Récemment, l’ACOPS a :

Co-parrainé un article présenté lors des réunions du groupe scientifique LC/LP.

A dirigé une publication évaluée par des pairs sur l’évaluation de la recherche scientifique légitime pour les activités mGE dans le cadre du LC/LP dans l’International Journal of Marine and Coastal Law. (Lyons Y, Santillo D and Catonini F (2024) Legitimate scientific research: objective scientific assessment of marine geoengineering activities under the London Convention and Protocol, IJMCL 39:528-540 – open source).

 

Parmi les développements clés récents, on peut citer :

(1) l’adoption d’une résolution par la COP41, du 7 au 12 octobre 2019, pour l’entrée en vigueur provisoire de l’amendement de 2009 sur l’exportation transfrontière de CO2 à des fins de capture et de stockage (ou « séquestration ») du carbone, communément appelé CSC. La séquestration du CO2 dans les fonds marins est donc possible pour les États qui ont adopté l’amendement.
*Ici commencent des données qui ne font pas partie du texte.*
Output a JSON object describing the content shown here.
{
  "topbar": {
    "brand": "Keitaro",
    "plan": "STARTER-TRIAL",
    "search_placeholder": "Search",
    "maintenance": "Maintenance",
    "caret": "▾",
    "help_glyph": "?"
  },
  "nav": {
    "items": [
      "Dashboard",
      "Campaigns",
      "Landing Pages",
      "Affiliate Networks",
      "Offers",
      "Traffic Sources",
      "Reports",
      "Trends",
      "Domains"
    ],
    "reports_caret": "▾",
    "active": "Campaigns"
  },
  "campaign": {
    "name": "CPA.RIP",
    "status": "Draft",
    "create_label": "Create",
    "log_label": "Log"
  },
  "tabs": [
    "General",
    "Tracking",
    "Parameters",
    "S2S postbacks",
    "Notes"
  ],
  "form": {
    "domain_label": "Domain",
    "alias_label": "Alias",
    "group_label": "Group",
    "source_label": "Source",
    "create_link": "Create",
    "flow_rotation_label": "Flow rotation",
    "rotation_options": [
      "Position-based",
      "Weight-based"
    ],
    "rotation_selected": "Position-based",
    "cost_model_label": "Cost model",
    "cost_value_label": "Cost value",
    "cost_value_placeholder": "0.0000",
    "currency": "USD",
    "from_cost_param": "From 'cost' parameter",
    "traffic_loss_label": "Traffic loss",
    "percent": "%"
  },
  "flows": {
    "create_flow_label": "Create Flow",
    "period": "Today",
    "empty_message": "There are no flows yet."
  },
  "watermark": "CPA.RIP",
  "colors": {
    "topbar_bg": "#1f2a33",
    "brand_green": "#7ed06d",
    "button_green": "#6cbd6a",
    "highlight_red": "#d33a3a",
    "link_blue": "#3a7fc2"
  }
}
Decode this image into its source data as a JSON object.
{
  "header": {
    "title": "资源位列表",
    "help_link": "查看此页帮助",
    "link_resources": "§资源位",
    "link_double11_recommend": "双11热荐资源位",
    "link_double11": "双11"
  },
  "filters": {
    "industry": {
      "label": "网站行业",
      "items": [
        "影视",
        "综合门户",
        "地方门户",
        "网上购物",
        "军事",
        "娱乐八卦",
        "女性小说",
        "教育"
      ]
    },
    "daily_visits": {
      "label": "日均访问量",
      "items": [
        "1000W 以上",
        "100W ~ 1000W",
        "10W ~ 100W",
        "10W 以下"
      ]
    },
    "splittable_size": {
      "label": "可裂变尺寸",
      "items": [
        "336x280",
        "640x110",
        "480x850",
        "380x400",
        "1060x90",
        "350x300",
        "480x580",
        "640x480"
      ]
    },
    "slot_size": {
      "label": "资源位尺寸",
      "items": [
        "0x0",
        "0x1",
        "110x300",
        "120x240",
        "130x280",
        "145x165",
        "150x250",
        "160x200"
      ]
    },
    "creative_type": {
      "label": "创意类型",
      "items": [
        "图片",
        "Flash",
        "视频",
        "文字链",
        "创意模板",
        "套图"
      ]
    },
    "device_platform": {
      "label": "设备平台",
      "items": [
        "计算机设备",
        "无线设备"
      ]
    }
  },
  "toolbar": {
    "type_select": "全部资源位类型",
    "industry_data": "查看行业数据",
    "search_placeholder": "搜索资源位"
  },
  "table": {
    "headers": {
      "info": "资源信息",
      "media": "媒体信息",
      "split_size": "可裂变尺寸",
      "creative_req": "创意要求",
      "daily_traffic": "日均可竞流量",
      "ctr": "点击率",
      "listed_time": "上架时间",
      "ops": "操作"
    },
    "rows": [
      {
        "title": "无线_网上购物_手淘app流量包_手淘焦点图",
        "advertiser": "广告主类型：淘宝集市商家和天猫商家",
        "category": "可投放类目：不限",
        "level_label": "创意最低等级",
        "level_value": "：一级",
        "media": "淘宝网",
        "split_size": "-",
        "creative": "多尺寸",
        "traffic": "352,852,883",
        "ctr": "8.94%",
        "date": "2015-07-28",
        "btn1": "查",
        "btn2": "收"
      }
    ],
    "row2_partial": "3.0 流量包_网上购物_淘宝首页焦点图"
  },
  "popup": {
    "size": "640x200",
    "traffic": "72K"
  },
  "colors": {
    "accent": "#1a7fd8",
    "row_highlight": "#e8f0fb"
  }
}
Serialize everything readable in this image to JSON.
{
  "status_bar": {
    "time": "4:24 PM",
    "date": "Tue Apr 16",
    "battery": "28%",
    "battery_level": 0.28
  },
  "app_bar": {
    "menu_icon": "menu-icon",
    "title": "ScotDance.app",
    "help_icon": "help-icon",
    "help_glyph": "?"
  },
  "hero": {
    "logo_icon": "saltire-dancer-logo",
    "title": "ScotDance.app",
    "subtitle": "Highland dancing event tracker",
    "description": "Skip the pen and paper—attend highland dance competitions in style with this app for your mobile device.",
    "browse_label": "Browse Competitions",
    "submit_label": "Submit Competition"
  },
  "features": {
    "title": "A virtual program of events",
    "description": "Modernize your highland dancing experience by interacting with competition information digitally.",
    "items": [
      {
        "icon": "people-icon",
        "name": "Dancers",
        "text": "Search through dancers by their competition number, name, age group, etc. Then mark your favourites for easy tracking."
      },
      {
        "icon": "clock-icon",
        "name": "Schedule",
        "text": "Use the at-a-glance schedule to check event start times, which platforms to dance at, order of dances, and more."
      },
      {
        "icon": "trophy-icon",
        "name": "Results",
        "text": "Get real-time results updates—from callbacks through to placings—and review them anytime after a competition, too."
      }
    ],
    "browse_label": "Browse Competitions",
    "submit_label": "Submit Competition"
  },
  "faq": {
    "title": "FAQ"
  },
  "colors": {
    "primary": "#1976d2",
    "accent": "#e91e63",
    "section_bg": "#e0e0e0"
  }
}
Cette résolution a été présentée comme une mesure nécessaire pour lever un obstacle à l’élimination du CO2, souligné par le GIEC comme l’un des éléments essentiels : page LC/LP sur le CSC.

(2) l’adoption de plusieurs résolutions sur les activités de géo-ingénierie marine (mGE) visant à limiter les activités de géo-ingénierie à des activités de recherche légitimes, conformément au cadre d’évaluation adopté par les parties à la LC/LP : page LC/LP sur la mGE.